Cet aveu d’impuissance la bouleversa comme si elle prenait pour la première fois conscience de sa situation. Elle se mit à pleurer tandis que Christophe qui avait repris en bouche l’orteil meurtri le suçait avec des gargouillis obscènes. Il lui adressa un regard surpris puis amusé.

— C’est idiot, ce que tu dis… Si j’ai ta permission, ce n’est plus du viol ! Et si je ne te fais pas mal en te violant, ce n’est pas un viol non plus, juste de la baise ordinaire…

Comme si la remarque d’Estelle avait interrompu une tâche importante, il posa aussitôt le bout des lèvres sur les petits orteils, et sortit la pointe de sa langue pour les chatouiller en dessous. Estelle chercha à dégager sa jambe, mais Christophe lui tenait solidement la cheville.
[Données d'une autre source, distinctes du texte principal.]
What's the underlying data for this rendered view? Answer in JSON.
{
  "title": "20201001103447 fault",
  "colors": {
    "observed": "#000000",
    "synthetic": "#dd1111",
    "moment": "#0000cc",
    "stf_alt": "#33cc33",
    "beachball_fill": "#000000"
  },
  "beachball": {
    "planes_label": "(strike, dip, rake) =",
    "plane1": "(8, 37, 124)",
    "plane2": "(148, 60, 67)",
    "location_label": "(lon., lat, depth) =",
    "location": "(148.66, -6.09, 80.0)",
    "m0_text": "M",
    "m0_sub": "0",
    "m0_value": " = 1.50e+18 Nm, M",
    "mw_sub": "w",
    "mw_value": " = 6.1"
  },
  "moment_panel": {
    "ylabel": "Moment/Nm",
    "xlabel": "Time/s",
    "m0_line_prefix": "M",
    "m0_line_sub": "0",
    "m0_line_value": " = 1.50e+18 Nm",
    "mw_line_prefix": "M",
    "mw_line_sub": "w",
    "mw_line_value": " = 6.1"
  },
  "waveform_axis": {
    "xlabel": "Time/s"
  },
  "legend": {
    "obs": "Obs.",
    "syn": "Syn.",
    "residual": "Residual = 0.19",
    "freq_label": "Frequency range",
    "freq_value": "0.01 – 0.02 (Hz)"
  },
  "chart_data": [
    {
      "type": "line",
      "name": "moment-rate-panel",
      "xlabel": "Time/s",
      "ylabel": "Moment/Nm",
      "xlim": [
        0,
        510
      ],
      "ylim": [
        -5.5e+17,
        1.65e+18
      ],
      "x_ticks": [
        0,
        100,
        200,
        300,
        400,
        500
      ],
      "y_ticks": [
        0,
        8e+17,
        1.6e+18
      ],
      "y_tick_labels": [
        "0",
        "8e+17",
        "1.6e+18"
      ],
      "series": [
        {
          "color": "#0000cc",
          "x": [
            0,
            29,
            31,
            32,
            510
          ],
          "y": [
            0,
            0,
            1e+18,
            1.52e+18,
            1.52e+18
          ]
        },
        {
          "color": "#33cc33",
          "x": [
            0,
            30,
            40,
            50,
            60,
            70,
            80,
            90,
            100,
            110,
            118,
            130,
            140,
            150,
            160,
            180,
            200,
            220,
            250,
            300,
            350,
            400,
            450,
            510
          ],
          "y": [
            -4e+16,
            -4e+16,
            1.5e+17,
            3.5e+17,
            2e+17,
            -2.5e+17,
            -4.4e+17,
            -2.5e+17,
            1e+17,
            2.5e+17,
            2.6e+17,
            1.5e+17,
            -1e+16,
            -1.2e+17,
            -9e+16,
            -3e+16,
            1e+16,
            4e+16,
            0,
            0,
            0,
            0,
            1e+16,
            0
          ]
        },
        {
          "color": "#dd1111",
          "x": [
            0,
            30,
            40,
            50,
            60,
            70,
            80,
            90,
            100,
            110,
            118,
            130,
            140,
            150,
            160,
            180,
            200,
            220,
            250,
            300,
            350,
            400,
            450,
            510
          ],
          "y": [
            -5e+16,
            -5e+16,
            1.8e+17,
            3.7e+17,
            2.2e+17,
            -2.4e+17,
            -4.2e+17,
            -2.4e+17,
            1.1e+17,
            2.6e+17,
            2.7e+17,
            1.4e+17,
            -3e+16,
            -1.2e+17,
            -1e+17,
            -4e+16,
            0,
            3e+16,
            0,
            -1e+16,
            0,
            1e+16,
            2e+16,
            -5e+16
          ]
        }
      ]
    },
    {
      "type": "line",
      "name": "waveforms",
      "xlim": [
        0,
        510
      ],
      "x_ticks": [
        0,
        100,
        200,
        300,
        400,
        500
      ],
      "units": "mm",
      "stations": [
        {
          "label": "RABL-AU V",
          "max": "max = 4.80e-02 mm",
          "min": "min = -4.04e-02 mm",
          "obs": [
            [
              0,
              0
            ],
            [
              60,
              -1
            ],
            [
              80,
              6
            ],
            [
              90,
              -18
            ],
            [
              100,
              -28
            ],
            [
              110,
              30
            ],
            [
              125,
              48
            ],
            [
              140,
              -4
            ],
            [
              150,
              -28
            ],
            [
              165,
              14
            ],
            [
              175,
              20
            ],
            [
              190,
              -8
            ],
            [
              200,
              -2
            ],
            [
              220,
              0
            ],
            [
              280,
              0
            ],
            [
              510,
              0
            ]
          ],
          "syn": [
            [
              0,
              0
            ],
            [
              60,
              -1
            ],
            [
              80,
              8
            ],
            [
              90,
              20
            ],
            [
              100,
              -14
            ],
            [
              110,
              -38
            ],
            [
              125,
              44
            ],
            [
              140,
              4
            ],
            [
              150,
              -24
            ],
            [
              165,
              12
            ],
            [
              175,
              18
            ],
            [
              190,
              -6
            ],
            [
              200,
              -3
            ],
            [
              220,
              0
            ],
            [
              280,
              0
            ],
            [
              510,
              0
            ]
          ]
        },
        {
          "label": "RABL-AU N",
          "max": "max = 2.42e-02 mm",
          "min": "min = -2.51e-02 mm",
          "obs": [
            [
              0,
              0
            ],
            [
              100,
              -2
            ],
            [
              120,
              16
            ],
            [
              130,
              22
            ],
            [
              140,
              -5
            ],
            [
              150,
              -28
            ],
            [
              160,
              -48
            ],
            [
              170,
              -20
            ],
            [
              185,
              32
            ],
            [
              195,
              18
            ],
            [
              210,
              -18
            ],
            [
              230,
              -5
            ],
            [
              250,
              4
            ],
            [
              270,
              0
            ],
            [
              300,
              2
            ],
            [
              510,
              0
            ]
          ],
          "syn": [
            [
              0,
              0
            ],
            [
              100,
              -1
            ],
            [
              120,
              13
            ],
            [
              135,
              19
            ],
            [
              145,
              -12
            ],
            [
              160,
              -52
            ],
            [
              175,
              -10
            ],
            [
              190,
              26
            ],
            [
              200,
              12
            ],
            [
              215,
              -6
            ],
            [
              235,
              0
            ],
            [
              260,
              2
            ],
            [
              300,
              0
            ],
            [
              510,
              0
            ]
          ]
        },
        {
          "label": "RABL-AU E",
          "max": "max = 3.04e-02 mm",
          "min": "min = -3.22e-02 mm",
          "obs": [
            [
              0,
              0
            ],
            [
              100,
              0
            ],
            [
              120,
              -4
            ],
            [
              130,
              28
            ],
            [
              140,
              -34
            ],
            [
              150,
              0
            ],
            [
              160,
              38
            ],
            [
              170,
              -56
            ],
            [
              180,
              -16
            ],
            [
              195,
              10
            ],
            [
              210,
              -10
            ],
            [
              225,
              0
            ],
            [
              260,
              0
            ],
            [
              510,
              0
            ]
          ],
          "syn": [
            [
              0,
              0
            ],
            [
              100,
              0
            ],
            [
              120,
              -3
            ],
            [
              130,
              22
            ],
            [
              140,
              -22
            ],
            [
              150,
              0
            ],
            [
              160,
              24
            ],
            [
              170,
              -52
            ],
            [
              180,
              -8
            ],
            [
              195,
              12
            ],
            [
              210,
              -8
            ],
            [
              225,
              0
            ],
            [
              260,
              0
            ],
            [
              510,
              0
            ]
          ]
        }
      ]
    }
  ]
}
D’un coup, il saisit trois orteils entre ses dents et la mordit à nouveau, très fort, avec un mouvement renouvelé, lui infligeant une rafale de souffrance.

La jeune fille cria, pleura, hurla. Elle s’agita dans ses chaînes et parvint à se mettre debout dans une position tordue, complètement déséquilibrée, appuyée sur son pied gauche et suspendue par les poignets. Cela ne fit qu’aggraver ses souffrances. Christophe lui maintenait sans peine la cheville et il se mit à jouer latéralement des mâchoires pour que ses dents cisaillent la chair sensible des orteils.

Il poursuivit durant quelques minutes, comme s’il voulait vraiment lui dévorer le pied. D’ailleurs, la peau céda à plusieurs endroits et quelques lignes de sang vinrent rougir le pourtour de ses lèvres.

Soudain, il s’interrompit, lâcha la cheville et repoussa la jambe pour se relever. Estelle s’écroula tout à fait. Comme ses genoux restaient écartés par la table basse, tout le poids de sa chute se porta sur ses bras retournés. Ses poumons se vidèrent dans un sifflement. Ses cris se transformèrent en râles essoufflés.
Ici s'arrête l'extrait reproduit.